La fourmilière

A Thomas,

Partie I

« L’hôtel Reda s’il vous plaît.

-Où est-ce que c’est ça ?

-Jebel Ahmar. »

Le chauffeur jeta un œil sur ses rétroviseurs avant de démarrer. L’opération de dégagement prit plusieurs secondes et fut accompagnée par quelques frayeurs lorsque le taxi, à maintes reprises, manqua de se faire heurter par un conducteur arrivant trop vite par derrière. Après quelques tentatives, le véhicule réussit néanmoins à s’intégrer dans le trafic et devint enfin un des nombreux fils de cette gigantesque toile de chaleur qu’était la cité rouge.

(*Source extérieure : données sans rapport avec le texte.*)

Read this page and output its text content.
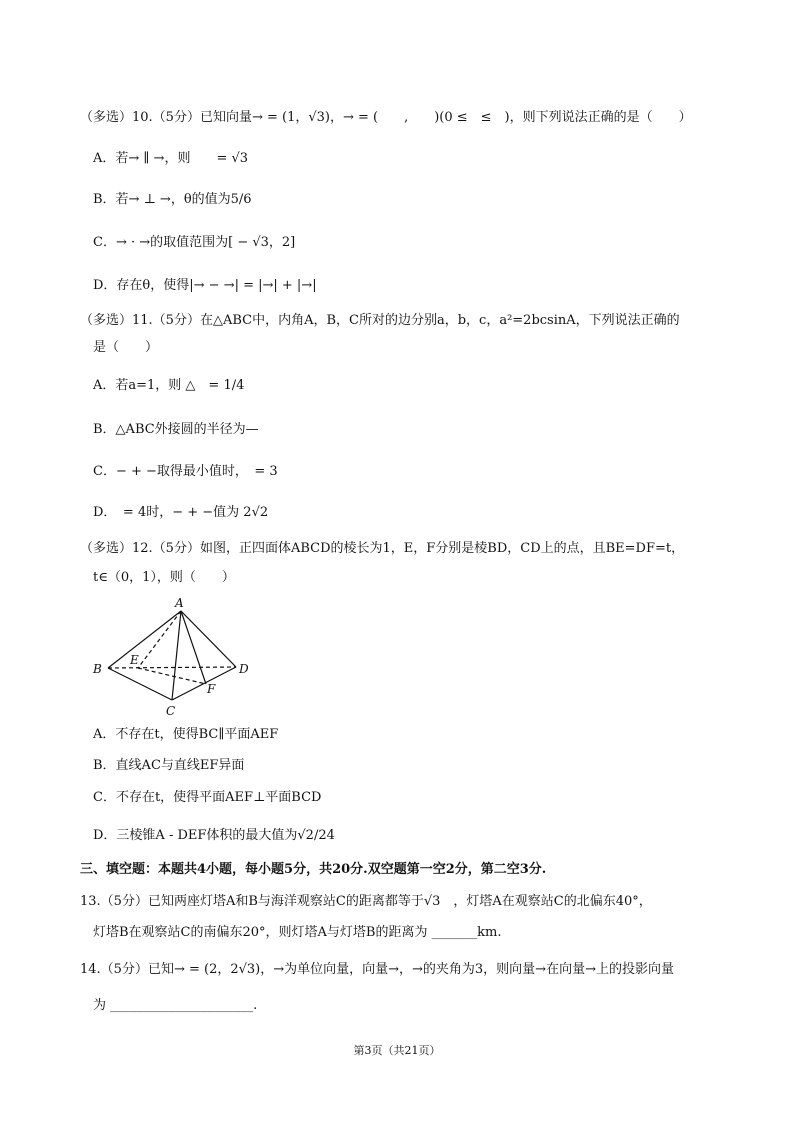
（多选）10.（5分）已知向量→ = (1，√3)，→ = (　　,　　)(0 ≤　≤　)，则下列说法正确的是（　　）
A．若→ ∥ →，则　　= √3
B．若→ ⊥ →，θ的值为5/6
C．→ · →的取值范围为[ − √3，2]
D．存在θ，使得|→ − →| = |→| + |→|
（多选）11.（5分）在△ABC中，内角A，B，C所对的边分别a，b，c，a²=2bcsinA，下列说法正确的
是（　　）
A．若a=1，则 △　= 1/4
B．△ABC外接圆的半径为—
C．− + −取得最小值时，　= 3
D．　= 4时，− + −值为 2√2
（多选）12.（5分）如图，正四面体ABCD的棱长为1，E，F分别是棱BD，CD上的点，且BE=DF=t，
t∈（0，1），则（　　）
A．不存在t，使得BC∥平面AEF
B．直线AC与直线EF异面
C．不存在t，使得平面AEF⊥平面BCD
D．三棱锥A - DEF体积的最大值为√2/24
三、填空题：本题共4小题，每小题5分，共20分.双空题第一空2分，第二空3分.
13.（5分）已知两座灯塔A和B与海洋观察站C的距离都等于√3　，灯塔A在观察站C的北偏东40°，
灯塔B在观察站C的南偏东20°，则灯塔A与灯塔B的距离为 _______km.
14.（5分）已知→ = (2，2√3)，→为单位向量，向量→，→的夹角为3，则向量→在向量→上的投影向量
为 ______________________.
A
B
C
D
E
F
第3页（共21页）
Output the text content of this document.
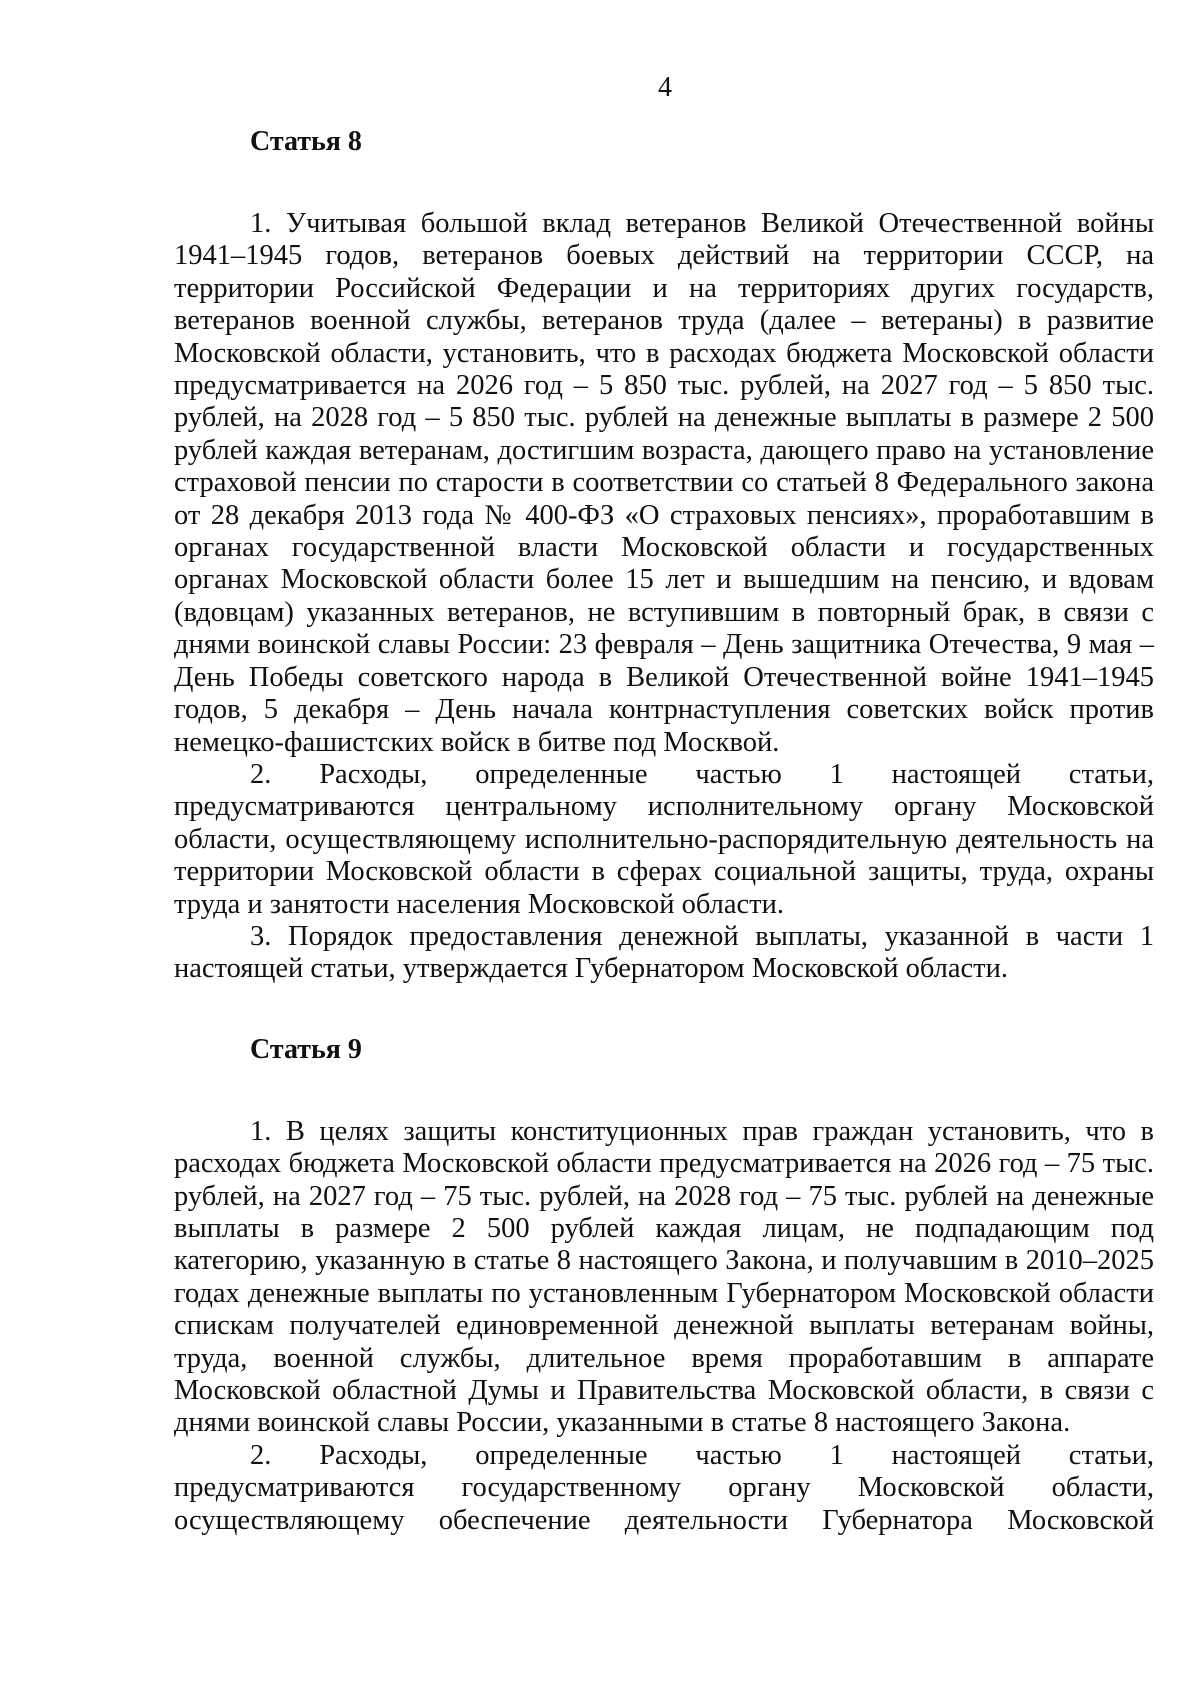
4
Статья 8

1. Учитывая большой вклад ветеранов Великой Отечественной войны 1941–1945 годов, ветеранов боевых действий на территории СССР, на территории Российской Федерации и на территориях других государств, ветеранов военной службы, ветеранов труда (далее – ветераны) в развитие Московской области, установить, что в расходах бюджета Московской области предусматривается на 2026 год – 5 850 тыс. рублей, на 2027 год – 5 850 тыс. рублей, на 2028 год – 5 850 тыс. рублей на денежные выплаты в размере 2 500 рублей каждая ветеранам, достигшим возраста, дающего право на установление страховой пенсии по старости в соответствии со статьей 8 Федерального закона от 28 декабря 2013 года № 400-ФЗ «О страховых пенсиях», проработавшим в органах государственной власти Московской области и государственных органах Московской области более 15 лет и вышедшим на пенсию, и вдовам (вдовцам) указанных ветеранов, не вступившим в повторный брак, в связи с днями воинской славы России: 23 февраля – День защитника Отечества, 9 мая – День Победы советского народа в Великой Отечественной войне 1941–1945 годов, 5 декабря – День начала контрнаступления советских войск против немецко-фашистских войск в битве под Москвой.

2. Расходы, определенные частью 1 настоящей статьи, предусматриваются центральному исполнительному органу Московской области, осуществляющему исполнительно-распорядительную деятельность на территории Московской области в сферах социальной защиты, труда, охраны труда и занятости населения Московской области.

3. Порядок предоставления денежной выплаты, указанной в части 1 настоящей статьи, утверждается Губернатором Московской области.

Статья 9

1. В целях защиты конституционных прав граждан установить, что в расходах бюджета Московской области предусматривается на 2026 год – 75 тыс. рублей, на 2027 год – 75 тыс. рублей, на 2028 год – 75 тыс. рублей на денежные выплаты в размере 2 500 рублей каждая лицам, не подпадающим под категорию, указанную в статье 8 настоящего Закона, и получавшим в 2010–2025 годах денежные выплаты по установленным Губернатором Московской области спискам получателей единовременной денежной выплаты ветеранам войны, труда, военной службы, длительное время проработавшим в аппарате Московской областной Думы и Правительства Московской области, в связи с днями воинской славы России, указанными в статье 8 настоящего Закона.

2. Расходы, определенные частью 1 настоящей статьи, предусматриваются государственному органу Московской области, осуществляющему обеспечение деятельности Губернатора Московской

Hector regarda le compteur afin d’avoir une idée du prix que le trajet lui coûterait. L’écran affichait un chiffre impossible et était sans doute hors de marche.

« Votre compteur est cassé ? demanda Hector, timidement.

-Pas du tout, il prend juste de l’avance ! » répondit le chauffeur en se tournant légèrement de biais vers Hector. Il souriait et ce faisant, le côté droit de sa bouche se souleva pour légèrement resserrer son œil droit d’une part et découvrir ses dents jaunis et mal réparties de l’autre.

Son précédent séjour dans le désert avait habitué Hector au silence et à la solitude. Une fois arrivé dans la grande ville dont les coups de klaxon des taxis, les cris des marchands et les conversations de gueulante au téléphone composaient l’orchestre, Hector fut donc d’autant plus sensible au fourmillement auditif autour de lui. A l’horizon fuyant s’étaient succédées les rues exiguës, à l’individu seul s’était succédé l’homme parmi tant d’autres, aux échos de sa voix dans l’immensité s’était enchainé l’étouffement de ses paroles par les nombreux bruits extérieurs. Hector regardait cette capitale bondée de l’autre côté de la vitre. Elle bougeait, évoluait et se transformait autour de lui.

Il était 2h du matin et le taxi passait à côté d’un marché où l’afflux atteignait son paroxysme. Les hommes négociaient les prix en hurlant, se tapaient dans le dos en signe d’amitié, toussaient, crachaient, éternuaient. Les femmes, voilées pour la plupart et malgré l’âge suggéré à Hector par leurs traits, se comportaient toutes comme des petites filles. Elles riaient et se vexaient gentiment lorsque les marchands usaient un peu trop de leur charme pour arranger le meilleur prix ou gloussaient lorsqu’une d’elles attirait le regard ambigu d’un étranger qu’elles croisaient. Au milieu du marché, se trouvaient également des chameaux et des chevaux contrôlés par des enfants de moins de dix ans pour la plupart. Malgré leur âge précaire, les montures étaient parfaitement dirigées au sein de la foule. Elles esquivaient, pivotaient et trouvaient un chemin au moindre obstacle.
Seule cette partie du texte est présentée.